Unidentified male:    But I think that you’re right, over the next couple years the – if anything is going to get done the action is going to be at the state level.

Unidentified male:    I agree.

Unidentified male:    There you know, that’s why I like to talk about the state models. Because Arkansas is a red state. And you can see – and I think Tennessee did something similar. You could see other states doing the kind of bundle payment model that Arkansas did. You could see states doing things like transparency, you could see them doing things on scope of practice. And that will be driven probably by state budgetary pressures more than anything else. So I think that there’s some possibility there.

Unidentified male:    I just want to concur. I think I’ve talked for a while that the next big round of healthcare reform is at the state level and it is the scope of practice, the competitive landscape and some of these state initiatives on the state health programs. 

Unidentified female:    That would be a good place to stop because it’s a good topic for next time.

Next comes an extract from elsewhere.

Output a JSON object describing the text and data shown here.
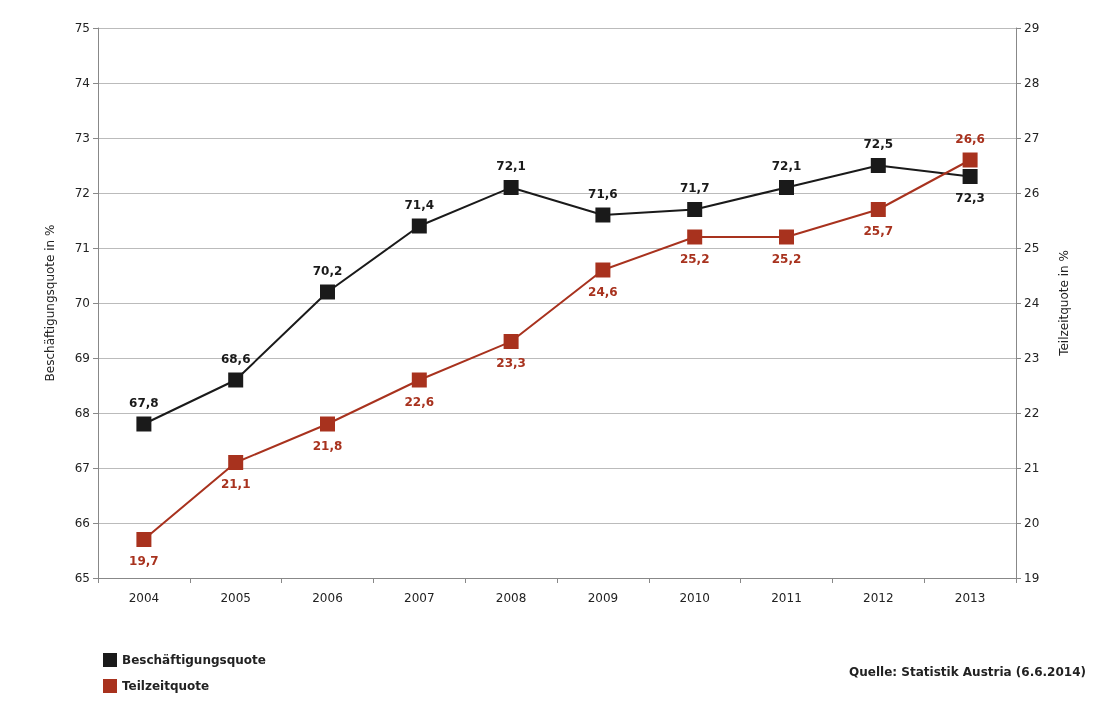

Mary Ella Payne:    It’s nice to end on an agreement between both of our panelists. We thank them and Julie. And again I just want to briefly ask everyone to fill out the evaluation forms and I just want to emphasize again, the Alliance for Health Policy, our job is really to convene and educate, inform and continue the conversation. So I think we learned a lot today with a variety of different viewpoints, so thanks again for everyone for coming today. We have more summits and briefings scheduled, so just keep on our website and take a look at what’s in your packet. Thanks again.